Читать, чтобы увидеть. Арина Обух
Свои легкие и летучие, как облака, рассказы Арина Обух не просто пишет — она их рисует. Берет карандаш, одна, две, три линии, чаще всего плавные, будто бы скользящие, — и готово дело. В небе (или в море?) плывут удивительные сказочные рыбы с продолговатыми глазами и жабрами-крыльями, на них с земли (или из безвоздушного пространства) взирают святые отцы, они же ангелы, с нимбами; изящные дамы в умопомрачительных шляпках, словно проведенные единым росчерком карандаша, попирают ножкой театральную маску, и удлиненные глаза дамы схожи с теми самыми рыбьими, они же человечьи… Словом, стихии земли, моря и неба на щедро украшающих книги рисунках уже не писательницы, а художницы и книжного графика Обух удивительно легко перетекают одна в другую — словно все они друг другу родня и вообще нечто целое и единое. Как некий высший миропорядок, открытый взору художника, — то, из чего и произрастают эти высокие (равно как и низкие) материи.
И существует оно, это вещество жизни, скорее даже ее дыхание, в каком-то особом мире — он и сугубо земной, немного даже прозаический, и эфирно-легкий, воздушный, для которого земные рамки тесноваты. Потому и рвется ежесекундно то в небеса, то в морские просторы.

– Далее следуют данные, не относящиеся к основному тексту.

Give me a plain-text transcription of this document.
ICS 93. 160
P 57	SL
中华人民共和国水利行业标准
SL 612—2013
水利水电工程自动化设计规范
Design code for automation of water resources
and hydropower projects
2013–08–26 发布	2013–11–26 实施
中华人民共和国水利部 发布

Попробуй-ка такой явно неземной, эфирный мир пригвоздить словом к бумажному листу и отлить в плотный, компактный жанр малой прозаической формы.
Естественно, что мир этой прозы тоже будет летучим и эфирным. Чем-то вроде легкокрылой бабочки — существом прекрасным, игривым и беззаботным, существующим где-то на границе между землей и небом.

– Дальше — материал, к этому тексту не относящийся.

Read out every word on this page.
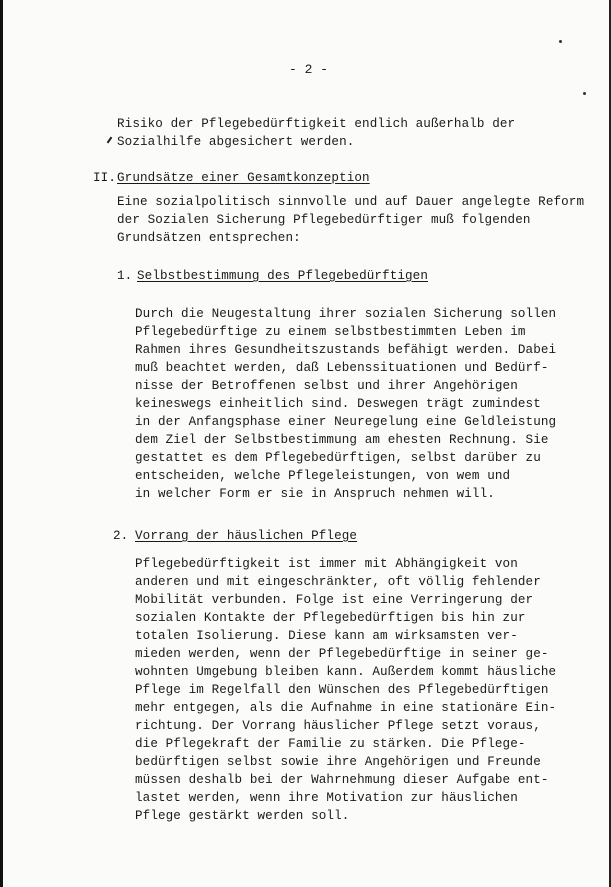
- 2 -
Risiko der Pflegebedürftigkeit endlich außerhalb der
Sozialhilfe abgesichert werden.
II. Grundsätze einer Gesamtkonzeption
Eine sozialpolitisch sinnvolle und auf Dauer angelegte Reform
der Sozialen Sicherung Pflegebedürftiger muß folgenden
Grundsätzen entsprechen:
1. Selbstbestimmung des Pflegebedürftigen
Durch die Neugestaltung ihrer sozialen Sicherung sollen
Pflegebedürftige zu einem selbstbestimmten Leben im
Rahmen ihres Gesundheitszustands befähigt werden. Dabei
muß beachtet werden, daß Lebenssituationen und Bedürf-
nisse der Betroffenen selbst und ihrer Angehörigen
keineswegs einheitlich sind. Deswegen trägt zumindest
in der Anfangsphase einer Neuregelung eine Geldleistung
dem Ziel der Selbstbestimmung am ehesten Rechnung. Sie
gestattet es dem Pflegebedürftigen, selbst darüber zu
entscheiden, welche Pflegeleistungen, von wem und
in welcher Form er sie in Anspruch nehmen will.
2. Vorrang der häuslichen Pflege
Pflegebedürftigkeit ist immer mit Abhängigkeit von
anderen und mit eingeschränkter, oft völlig fehlender
Mobilität verbunden. Folge ist eine Verringerung der
sozialen Kontakte der Pflegebedürftigen bis hin zur
totalen Isolierung. Diese kann am wirksamsten ver-
mieden werden, wenn der Pflegebedürftige in seiner ge-
wohnten Umgebung bleiben kann. Außerdem kommt häusliche
Pflege im Regelfall den Wünschen des Pflegebedürftigen
mehr entgegen, als die Aufnahme in eine stationäre Ein-
richtung. Der Vorrang häuslicher Pflege setzt voraus,
die Pflegekraft der Familie zu stärken. Die Pflege-
bedürftigen selbst sowie ihre Angehörigen und Freunde
müssen deshalb bei der Wahrnehmung dieser Aufgabe ent-
lastet werden, wenn ihre Motivation zur häuslichen
Pflege gestärkt werden soll.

А бабочку пригвоздить к земле можно, только усыпив ее насильственно каким-нибудь эфиром (помнится, все мы в школьные годы этим и занимались — пригвождали легкие бабочкины полеты к картонке беспощадной иглой, а позже любовались коллекциями нами же умерщвленных летних красавиц). Но то были уже существа бездыханные. Как бы и не они.
А проза Обух — живая, можно сказать, дышащая. Кстати, и бабочки в ней живут — без их воздушной сути никак не может существовать этот подвижный, истинно что игривый, беспокойный и какой-то невсамделишный мир.
Вот некто, мужского пола, находит у себя в квартире — дело происходит зимой — неведомо как залетевшую туда бабочку (рассказ «Бабочка февраля», 2017). Как ни странно, живую. Все они — бабочка, мужчина и его женщина — существуют в рассказе как бы совершенно на равных. Бабочка, впрочем, немного живее человеческих существ, которых она и соединяет. Те охарактеризованы буквально несколькими проговоренными ими фразами, едва ли позволяющими судить об их взаимоотношениях. Они, скорей всего, судя по стилистике рассказа, именно что «бабочкинские», то бишь легкокрылые, а по-человечьи говоря, мимолетные, ни к чему никого не обязывающие. Р-раз — и они исчезнут, будто вылетев в распахнутое окно и не оставив после себя даже крошечного следа.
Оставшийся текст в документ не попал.